En plein coeur du Montmartre chic, à l’abri des vieilles pierres, une sourde bataille se joue pour 765 m2 de terrain inconstructible: installé ici depuis cinquante ans, un club de pétanque associatif craint de remiser boules et cochonnets pour devoir faire place à un projet commercial.
Agitant le spectre d’une “expulsion”, le Clap -acronyme de Club Lepic Abbesses Pétanque- sonne la mobilisation. Après une pétition en ligne, le club ouvrait ses portes samedi pour alerter les habitants du XVIIIe arrondissement et compter ses soutiens, anonymes comme illustres.
“Qu’un lieu unique comme celui-là soit en danger, ça me brise le coeur”, a ainsi confié à l’AFP Yannick Noah, venu en voisin, en adhérent et en bouliste amateur. “C’est bien qu’il y ait des projets économiques mais il y a peut-être quelque chose de plus important, c’est ce lien entre les gens”.
C’est fin septembre que le Clap a pris “une claque”, selon son vice-président Nicolas Jammes: ses 257 licenciés ont appris qu’un opérateur privé – un hôtel adjacent – avait déposé un dossier à la mairie de Paris pour obtenir le droit d’exploiter cette parcelle jalonnée d’arbres centenaires et bordée par la très huppée avenue Junot.

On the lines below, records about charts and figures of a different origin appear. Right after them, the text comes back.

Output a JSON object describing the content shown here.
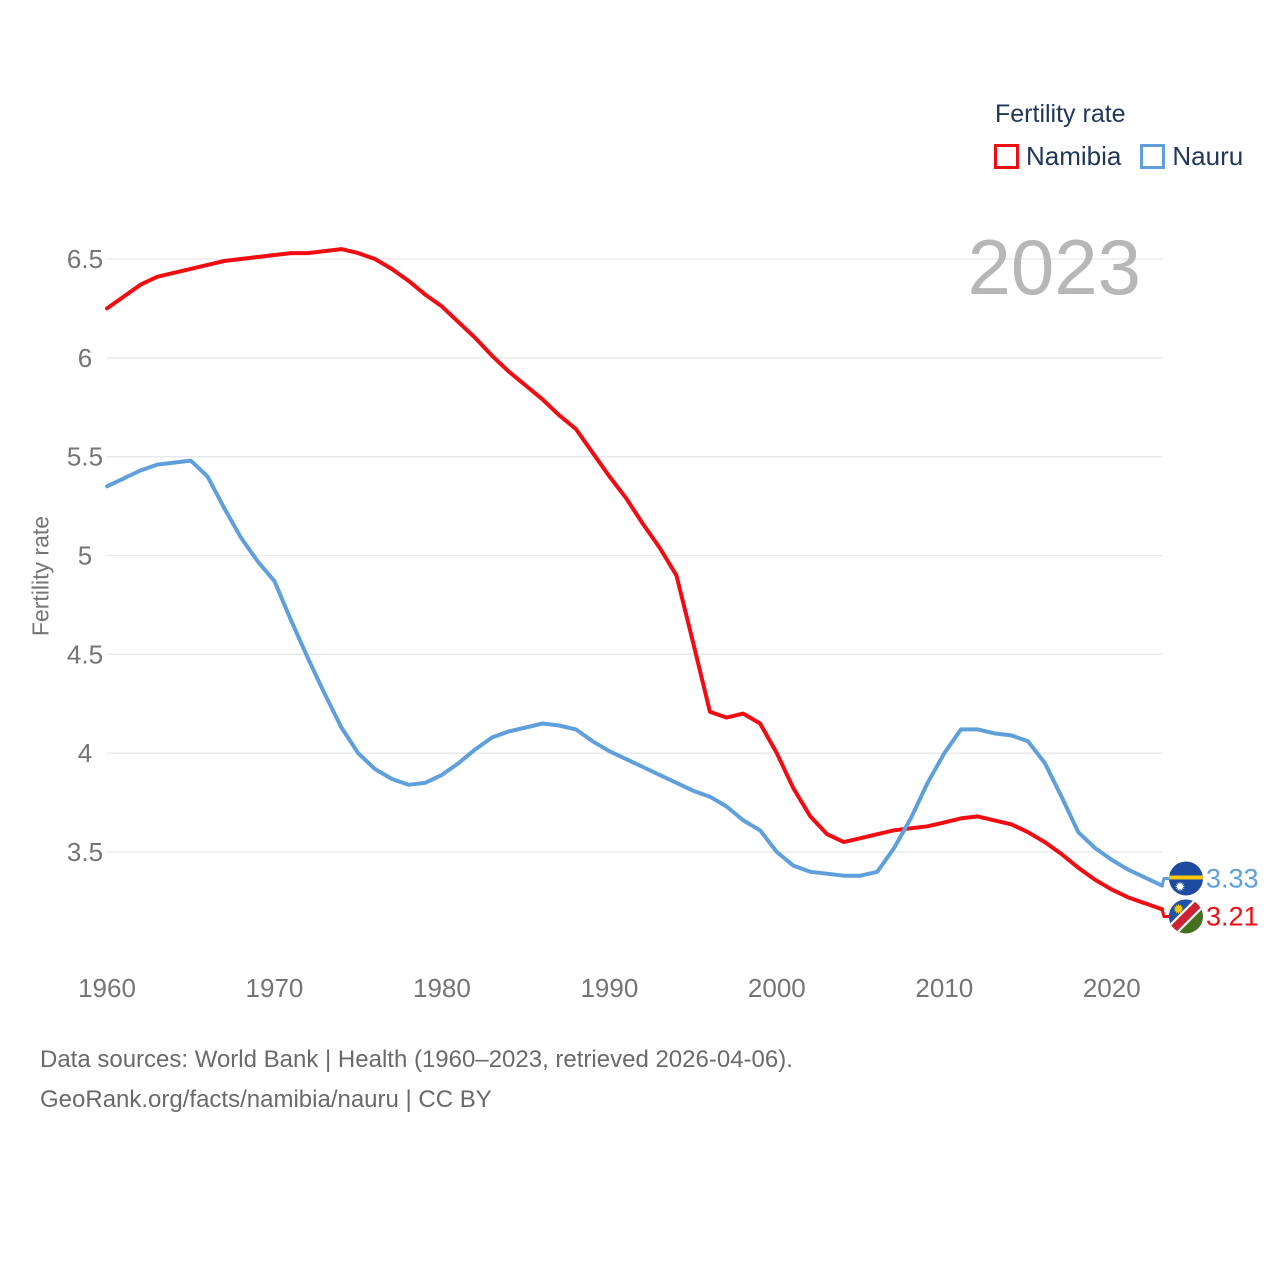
{
  "legend": {
    "title": "Fertility rate",
    "items": [
      {
        "label": "Namibia",
        "color": "#f10c12"
      },
      {
        "label": "Nauru",
        "color": "#5f9fdb"
      }
    ]
  },
  "watermark": "2023",
  "y_axis": {
    "title": "Fertility rate",
    "ticks": [
      "3.5",
      "4",
      "4.5",
      "5",
      "5.5",
      "6",
      "6.5"
    ]
  },
  "x_axis": {
    "ticks": [
      "1960",
      "1970",
      "1980",
      "1990",
      "2000",
      "2010",
      "2020"
    ]
  },
  "footer": {
    "line1": "Data sources: World Bank | Health (1960–2023, retrieved 2026-04-06).",
    "line2": "GeoRank.org/facts/namibia/nauru | CC BY"
  },
  "chart_data": {
    "type": "line",
    "title": "Fertility rate",
    "xlabel": "",
    "ylabel": "Fertility rate",
    "ylim": [
      3.2,
      6.6
    ],
    "xlim": [
      1960,
      2023
    ],
    "grid": true,
    "legend_position": "top-right",
    "x": [
      1960,
      1961,
      1962,
      1963,
      1964,
      1965,
      1966,
      1967,
      1968,
      1969,
      1970,
      1971,
      1972,
      1973,
      1974,
      1975,
      1976,
      1977,
      1978,
      1979,
      1980,
      1981,
      1982,
      1983,
      1984,
      1985,
      1986,
      1987,
      1988,
      1989,
      1990,
      1991,
      1992,
      1993,
      1994,
      1995,
      1996,
      1997,
      1998,
      1999,
      2000,
      2001,
      2002,
      2003,
      2004,
      2005,
      2006,
      2007,
      2008,
      2009,
      2010,
      2011,
      2012,
      2013,
      2014,
      2015,
      2016,
      2017,
      2018,
      2019,
      2020,
      2021,
      2022,
      2023
    ],
    "series": [
      {
        "name": "Namibia",
        "color": "#f10c12",
        "end_label": "3.21",
        "values": [
          6.25,
          6.31,
          6.37,
          6.41,
          6.43,
          6.45,
          6.47,
          6.49,
          6.5,
          6.51,
          6.52,
          6.53,
          6.53,
          6.54,
          6.55,
          6.53,
          6.5,
          6.45,
          6.39,
          6.32,
          6.26,
          6.18,
          6.1,
          6.01,
          5.93,
          5.86,
          5.79,
          5.71,
          5.64,
          5.52,
          5.4,
          5.29,
          5.16,
          5.04,
          4.9,
          4.56,
          4.21,
          4.18,
          4.2,
          4.15,
          4.0,
          3.82,
          3.68,
          3.59,
          3.55,
          3.57,
          3.59,
          3.61,
          3.62,
          3.63,
          3.65,
          3.67,
          3.68,
          3.66,
          3.64,
          3.6,
          3.55,
          3.49,
          3.42,
          3.36,
          3.31,
          3.27,
          3.24,
          3.21
        ]
      },
      {
        "name": "Nauru",
        "color": "#5f9fdb",
        "end_label": "3.33",
        "values": [
          5.35,
          5.39,
          5.43,
          5.46,
          5.47,
          5.48,
          5.4,
          5.24,
          5.09,
          4.97,
          4.87,
          4.67,
          4.48,
          4.3,
          4.13,
          4.0,
          3.92,
          3.87,
          3.84,
          3.85,
          3.89,
          3.95,
          4.02,
          4.08,
          4.11,
          4.13,
          4.15,
          4.14,
          4.12,
          4.06,
          4.01,
          3.97,
          3.93,
          3.89,
          3.85,
          3.81,
          3.78,
          3.73,
          3.66,
          3.61,
          3.5,
          3.43,
          3.4,
          3.39,
          3.38,
          3.38,
          3.4,
          3.52,
          3.67,
          3.85,
          4.0,
          4.12,
          4.12,
          4.1,
          4.09,
          4.06,
          3.95,
          3.78,
          3.6,
          3.52,
          3.46,
          3.41,
          3.37,
          3.33
        ]
      }
    ]
  }
}
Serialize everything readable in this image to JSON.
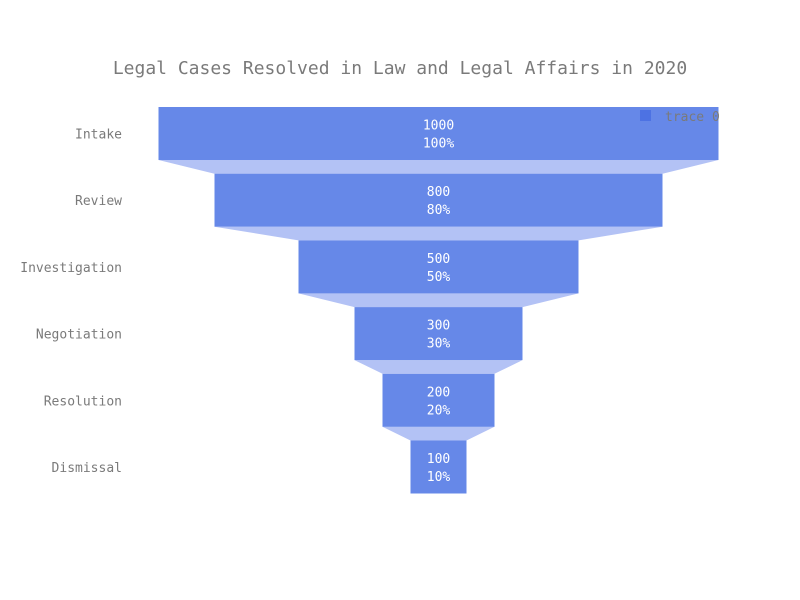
{
  "chart_data": {
    "type": "funnel",
    "title": "Legal Cases Resolved in Law and Legal Affairs in 2020",
    "categories": [
      "Intake",
      "Review",
      "Investigation",
      "Negotiation",
      "Resolution",
      "Dismissal"
    ],
    "series": [
      {
        "name": "trace 0",
        "values": [
          1000,
          800,
          500,
          300,
          200,
          100
        ],
        "percent_labels": [
          "100%",
          "80%",
          "50%",
          "30%",
          "20%",
          "10%"
        ]
      }
    ],
    "legend_position": "top-right",
    "grid": false
  },
  "colors": {
    "bar": "#6688e8",
    "connector": "#b3c2f5",
    "legend_swatch": "#4d72e3",
    "text": "#7a7a7a",
    "bar_text": "#ffffff"
  }
}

A quelles fins précises? Installer une guinguette? Organiser des cérémonies de mariage? D’autres opérateurs se sont-ils manifestés? A Montmartre, personne ne le sait vraiment mais chacun a sa petite idée. Une certitude toutefois: cette procédure sonne la fin d’une époque pour le Clap qui prospère depuis 1972 dans un grand flou juridique.

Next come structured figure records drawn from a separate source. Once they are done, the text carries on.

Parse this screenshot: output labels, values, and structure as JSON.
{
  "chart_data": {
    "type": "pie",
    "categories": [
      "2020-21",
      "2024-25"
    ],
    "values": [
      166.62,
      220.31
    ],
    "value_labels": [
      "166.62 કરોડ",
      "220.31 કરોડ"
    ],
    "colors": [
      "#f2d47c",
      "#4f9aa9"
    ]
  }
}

“On s’est autogéré depuis cinquante ans”, admet Maxime Liogier, chargé de la communication du club.
Quand le Clap s’installe à l’époque avec la bénédiction des services de la Ville, aucune convention n’est passée et aucune ne le sera par la suite. “Le lien n’a jamais été formalisé”, concède M. Jammes.
La Ville, qui avait racheté ce terrain à l’héritière du peintre orientaliste Félix Ziem, n’a longtemps rien trouvé à redire à cette situation insolite. Elle raccordera ainsi gratuitement le terrain et sa buvette aux réseaux d’eau et d’électricité.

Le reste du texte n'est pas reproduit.